Due parlamentari libanesi hanno presentato lunedì una nuova petizione per chiedere la ricusazione del giudice Tarek Bitar, che sta conducendo le indagini sulle esplosioni del 4 agosto 2020 nel porto di Beirut.

I deputati Ghazi Zoaiter e Ali Hassan Khalil hanno chiesto alla Corte di Cassazione di sospendere l’attività di Bitar, adducendo «legittimi sospetti» sul suo operato, appena una settimana dopo la ripresa del suo lavoro, avvenuta dopo 13 mesi di paralisi a causa di una marea di cause contro di lui.

Jalil ha anche presentato un’altra denuncia contro Bitar alla Commissione d’Ispezione Giudiziaria, accusandolo di «cattiva condotta intenzionale» nelle indagini sulle esplosioni, che hanno causato più di 220 morti e ingenti danni materiali, ha riferito l’emittente televisiva libanese LBCI.

Le cause intentate da Jalil, che era ministro delle Finanze, e Zeaiter, che era ministro dei Lavori pubblici, mirano a rimuovere Bitar, cosa che hanno già ottenuto con le cause contro il suo predecessore, Fadi Sauan, che ha condotto le indagini.

I provvedimenti arrivano anche nel mezzo di una battaglia giudiziaria, dopo che la settimana scorsa Bitar ha accusato il procuratore generale, Ghasan Ueidat, che ha risposto emettendo un ordine di rilascio di tutti i detenuti e presentando un’accusa contro lo stesso giudice.

In seguito, Ueidat ha dichiarato che le sue decisioni hanno cercato di «evitare lo spargimento di sangue nelle strade», in mezzo alle nuove proteste dei parenti delle vittime delle esplosioni, che criticano il fatto che a più di due anni di distanza non ci sia ancora stata giustizia.

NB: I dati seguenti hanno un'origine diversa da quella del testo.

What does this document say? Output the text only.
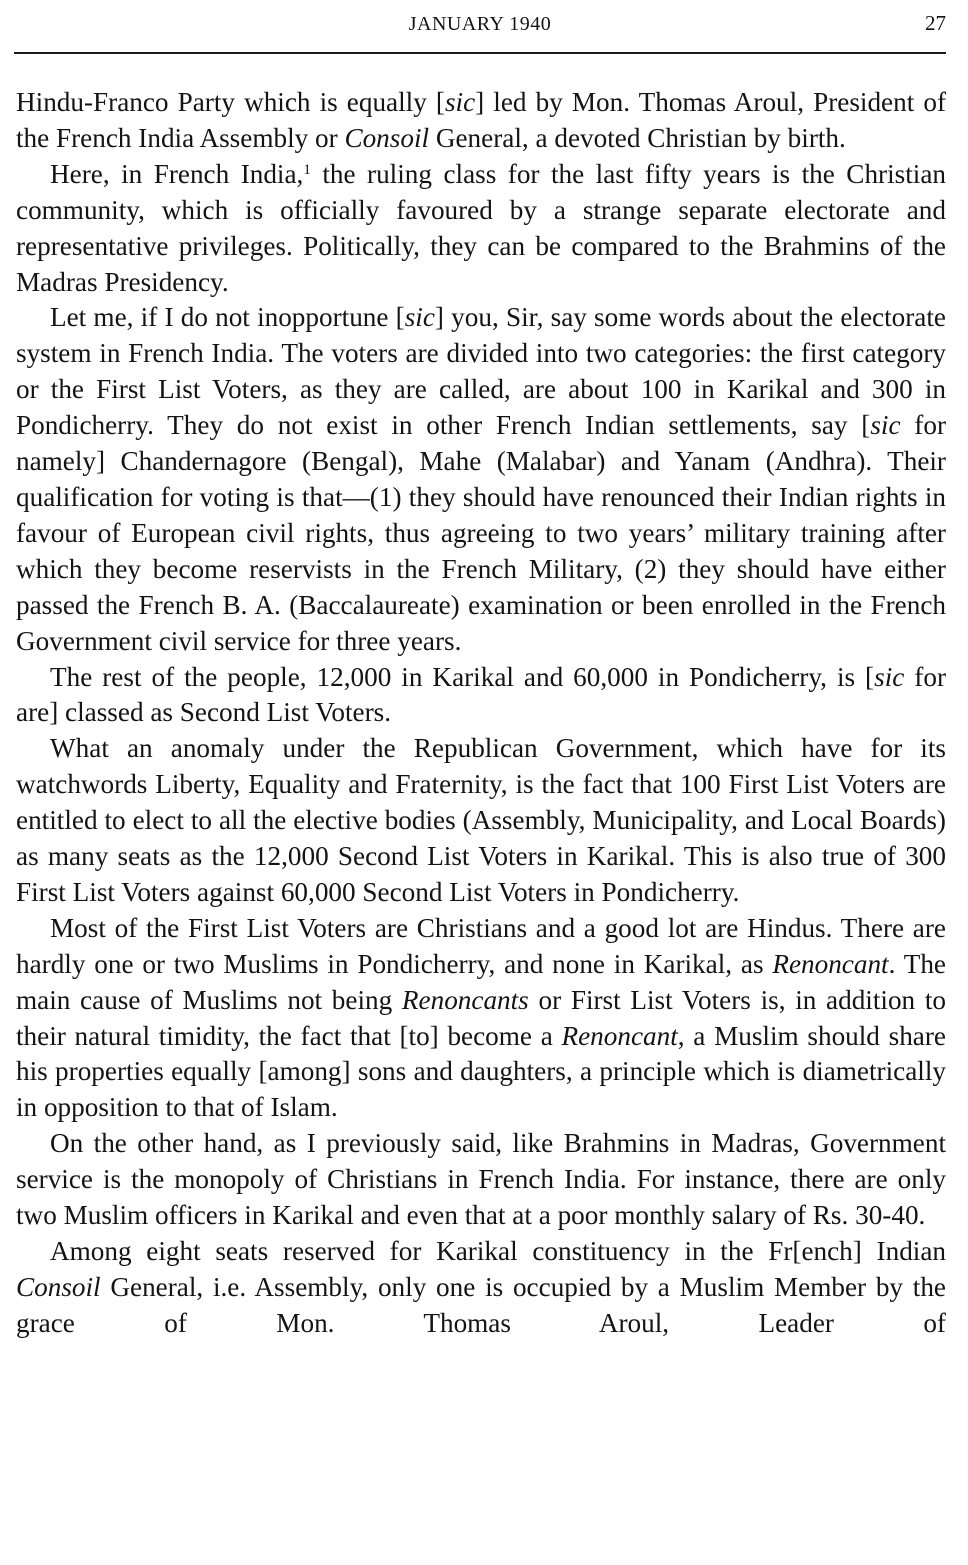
JANUARY 1940	27

Hindu-Franco Party which is equally [sic] led by Mon. Thomas Aroul, President of the French India Assembly or Consoil General, a devoted Christian by birth.

Here, in French India,$^1$ the ruling class for the last fifty years is the Christian community, which is officially favoured by a strange separate electorate and representative privileges. Politically, they can be compared to the Brahmins of the Madras Presidency.

Let me, if I do not inopportune [sic] you, Sir, say some words about the electorate system in French India. The voters are divided into two categories: the first category or the First List Voters, as they are called, are about 100 in Karikal and 300 in Pondicherry. They do not exist in other French Indian settlements, say [sic for namely] Chandernagore (Bengal), Mahe (Malabar) and Yanam (Andhra). Their qualification for voting is that—(1) they should have renounced their Indian rights in favour of European civil rights, thus agreeing to two years’ military training after which they become reservists in the French Military, (2) they should have either passed the French B. A. (Baccalaureate) examination or been enrolled in the French Government civil service for three years.

The rest of the people, 12,000 in Karikal and 60,000 in Pondicherry, is [sic for are] classed as Second List Voters.

What an anomaly under the Republican Government, which have for its watchwords Liberty, Equality and Fraternity, is the fact that 100 First List Voters are entitled to elect to all the elective bodies (Assembly, Municipality, and Local Boards) as many seats as the 12,000 Second List Voters in Karikal. This is also true of 300 First List Voters against 60,000 Second List Voters in Pondicherry.

Most of the First List Voters are Christians and a good lot are Hindus. There are hardly one or two Muslims in Pondicherry, and none in Karikal, as Renoncant. The main cause of Muslims not being Renoncants or First List Voters is, in addition to their natural timidity, the fact that [to] become a Renoncant, a Muslim should share his properties equally [among] sons and daughters, a principle which is diametrically in opposition to that of Islam.

On the other hand, as I previously said, like Brahmins in Madras, Government service is the monopoly of Christians in French India. For instance, there are only two Muslim officers in Karikal and even that at a poor monthly salary of Rs. 30-40.

Among eight seats reserved for Karikal constituency in the Fr[ench] Indian Consoil General, i.e. Assembly, only one is occupied by a Muslim Member by the grace of Mon. Thomas Aroul, Leader of
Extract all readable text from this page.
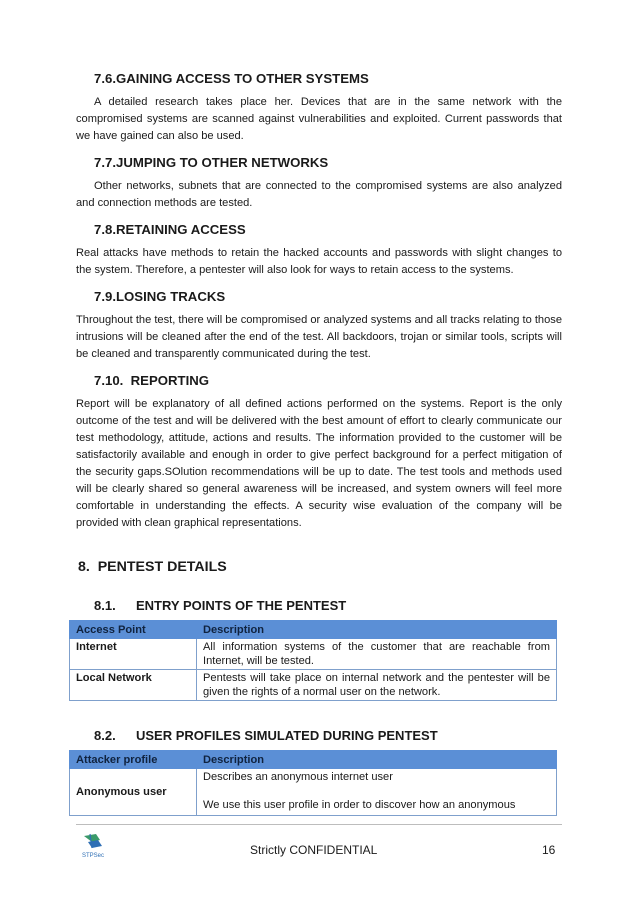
7.6.GAINING ACCESS TO OTHER SYSTEMS

A detailed research takes place her. Devices that are in the same network with the compromised systems are scanned against vulnerabilities and exploited. Current passwords that we have gained can also be used.

7.7.JUMPING TO OTHER NETWORKS

Other networks, subnets that are connected to the compromised systems are also analyzed and connection methods are tested.

7.8.RETAINING ACCESS

Real attacks have methods to retain the hacked accounts and passwords with slight changes to the system. Therefore, a pentester will also look for ways to retain access to the systems.

7.9.LOSING TRACKS

Throughout the test, there will be compromised or analyzed systems and all tracks relating to those intrusions will be cleaned after the end of the test. All backdoors, trojan or similar tools, scripts will be cleaned and transparently communicated during the test.

7.10.  REPORTING

Report will be explanatory of all defined actions performed on the systems. Report is the only outcome of the test and will be delivered with the best amount of effort to clearly communicate our test methodology, attitude, actions and results. The information provided to the customer will be satisfactorily available and enough in order to give perfect background for a perfect mitigation of the security gaps.SOlution recommendations will be up to date. The test tools and methods used will be clearly shared so general awareness will be increased, and system owners will feel more comfortable in understanding the effects. A security wise evaluation of the company will be provided with clean graphical representations.

8.  PENTEST DETAILS
8.1. ENTRY POINTS OF THE PENTEST
Access Point	Description
Internet	All information systems of the customer that are reachable from Internet, will be tested.
Local Network	Pentests will take place on internal network and the pentester will be given the rights of a normal user on the network.
8.2. USER PROFILES SIMULATED DURING PENTEST
Attacker profile	Description
Anonymous user	Describes an anonymous internet user
We use this user profile in order to discover how an anonymous
STPSec	Strictly CONFIDENTIAL	16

Secondo le prime indagini, le esplosioni sono state causate da circa 2.750 tonnellate di nitrato di ammonio stoccate nel porto, il principale punto di ingresso per le merci e gli aiuti umanitari, anche se per ora non sono state escluse altre opzioni. L’evento ha scatenato un’ondata di proteste per quello che la popolazione percepisce come un riflesso della cattiva gestione, della corruzione e dell’interferenza dei partiti negli affari dello Stato, che ha portato alla caduta del governo di Hasan Diab.